Deshalb haben die Wissenschaftler ein Experiment gewagt. An der Untersuchung nahmen 1.131 Probanden teil, die Deutschlands Bevölkerung repräsentativ abbilden. Bei den Untersuchungen zeigte sich, dass schon geringfügige Veränderungen zu verständlicheren Gesprächen führen. In den Gesprächen ersetzten sie „positiv“ durch „auffällig“ und „negativ“ durch „unauffällig“. Allein dadurch erhöhte sich die Verständlichkeit immens; ähnliche Beispiele gibt es viele. Sie zeigen, dass sinnvolle Maßnahmen nicht immer zeitaufwändig sind.
Schwierige Gespräche dieser Art sind bei Onkologen an der Tagesordnung – ein Thema, das die Universität Düsseldorf gerade erforscht. Die Ausgangslage: 22 Prozent aller im Rahmen einer Studie Befragten kritisieren unverständliche Antworten bei Rückfragen. Und 29 Prozent tun sich schwer, Laborbefunde oder sonstige Untersuchungsergebnisse zu verstehen. Fast 70 Prozent kommen wegen eines OP-Termins in die Klink, ohne verstanden zu haben, dass sie an einem bösartigen Tumor erkrankt sind und deshalb unters Messer kommen. Das überrascht, ist aber sicher kein Einzelfall.
Ziel der Untersuchung ist, herauszufinden, ob bessere Kommunikation die Angst von Krebspatienten verringern kann. Eine wichtige Erkenntnis aus der Studie, die gerade ausgewertet wird: Ärzte sollten Klartext reden, möglichst einfach, aber unverblümt. Besser ist, Informationen wohl dosiert zu geben, das Wichtigste am Anfang, und dann nachzufragen, ob Patienten alles verstanden haben. Denn bei der Diagnose „Krebs“ machen viele schnell dicht.
Auch hier lassen Forscher das Totschlag-Argument, es fehle Zeit, nicht gelten. Weiterbildungsmodule zur Kommunikation werden in den Arbeitsalltag integriert; sie finden während der normalen Dienstzeiten statt.
Dabei darf man eine Sache nicht vergessen: Medizinische Aufklärung ist unbedingt erforderlich, gilt aber als Haupt-Verursacher des Nocebo-Effekts bei Behandlungen generell und speziell bei Pharmakotherapien. Allein das Gespräch über Schattenseiten kann zu unerwünschten Effekten führen. Einfach nicht aufzuklären wäre aber die falsche Antwort; die Frage ist nur, wie Ärzte vorgehen sollten. Schönreden oder Lügen ist genauso verwerflich, mitunter strafbar.
Auch hier macht ehrliche, aber durchdachte Kommunikation den Unterschied. Berichten Ärzte etwa, neun von zehn Patienten hätten das Medikament gut vertragen, führt das zu weniger Nocebo-Effekten als die Aussage, bei einem von zehn Patienten seien Nebenwirkungen aufgetreten. Geht es um bestimme Effekte, etwa Muskelschwächungen, die genannt werden müssen, gibt es auch einen Trick: Positive Aspekte der Therapie sind vorrangig zu nennen.
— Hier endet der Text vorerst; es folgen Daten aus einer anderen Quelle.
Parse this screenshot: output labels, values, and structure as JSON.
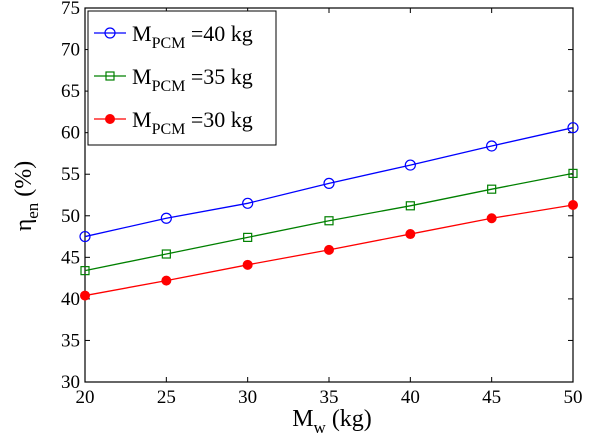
{
  "chart_data": {
    "type": "line",
    "x": [
      20,
      25,
      30,
      35,
      40,
      45,
      50
    ],
    "xlim": [
      20,
      50
    ],
    "ylim": [
      30,
      75
    ],
    "xticks": [
      20,
      25,
      30,
      35,
      40,
      45,
      50
    ],
    "yticks": [
      30,
      35,
      40,
      45,
      50,
      55,
      60,
      65,
      70,
      75
    ],
    "xlabel": {
      "main": "M",
      "sub": "w",
      "tail": " (kg)"
    },
    "ylabel": {
      "main": "η",
      "sub": "en",
      "tail": " (%)"
    },
    "grid": false,
    "legend_position": "top-left",
    "series": [
      {
        "name": "M PCM =40 kg",
        "label_main": "M",
        "label_sub": "PCM",
        "label_tail": " =40 kg",
        "color": "#0000ff",
        "marker": "circle-open",
        "values": [
          47.5,
          49.7,
          51.5,
          53.9,
          56.1,
          58.4,
          60.6
        ]
      },
      {
        "name": "M PCM =35 kg",
        "label_main": "M",
        "label_sub": "PCM",
        "label_tail": " =35 kg",
        "color": "#008000",
        "marker": "square-open",
        "values": [
          43.4,
          45.4,
          47.4,
          49.4,
          51.2,
          53.2,
          55.1
        ]
      },
      {
        "name": "M PCM =30 kg",
        "label_main": "M",
        "label_sub": "PCM",
        "label_tail": " =30 kg",
        "color": "#ff0000",
        "marker": "circle-filled",
        "values": [
          40.4,
          42.2,
          44.1,
          45.9,
          47.8,
          49.7,
          51.3
        ]
      }
    ]
  }
}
Auch das Gehirn spielt uns mitunter Streiche. Erklärt der Arzt, Patienten bräuchten – etwa vor einer OP – „keine Angst“ zu haben und er Eingriff sei „ohne Gefahr“, speichert das Gehirn nur die Signalwörter „Angst“ plus „Gefahr“. Solche Redewendungen sollten tunlichst vermieden werden.
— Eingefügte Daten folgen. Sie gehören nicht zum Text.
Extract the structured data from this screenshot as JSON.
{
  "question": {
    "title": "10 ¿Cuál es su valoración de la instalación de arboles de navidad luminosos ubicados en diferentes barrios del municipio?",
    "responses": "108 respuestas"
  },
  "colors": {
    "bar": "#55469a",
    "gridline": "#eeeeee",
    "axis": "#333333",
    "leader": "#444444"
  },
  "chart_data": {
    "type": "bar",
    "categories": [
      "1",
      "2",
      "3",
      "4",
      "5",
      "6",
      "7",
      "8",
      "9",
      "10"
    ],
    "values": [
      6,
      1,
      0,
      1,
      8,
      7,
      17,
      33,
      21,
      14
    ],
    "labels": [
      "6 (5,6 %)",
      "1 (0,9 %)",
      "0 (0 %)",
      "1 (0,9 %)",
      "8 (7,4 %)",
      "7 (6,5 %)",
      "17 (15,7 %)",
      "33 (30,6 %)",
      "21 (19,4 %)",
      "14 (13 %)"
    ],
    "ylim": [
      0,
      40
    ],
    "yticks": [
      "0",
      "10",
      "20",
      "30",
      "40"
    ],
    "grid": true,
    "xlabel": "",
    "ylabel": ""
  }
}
Die Überlegungen zeigen, dass gute Kommunikation kein Zeitfresser ist, sondern im Gegenteil sogar dabei helfen, Ressourcen effizient einzusetzen. Nicht jeder Dialog ist kompliziert. Für Standardsituationen rät etwa die Kassenärztliche Bundesvereinigung, im ersten Schritt Patienten einfach zuzuhören. Dann liegt es am Arzt, Maßnahmen vorzuschlagen und zu priorisieren. Im letzten Schritt werden wichtige Punkte zusammengefasst, etwa anstehende Untersuchungen. Diese Grobstruktur trägt dazu bei, dass gute Kommunikation gelingt.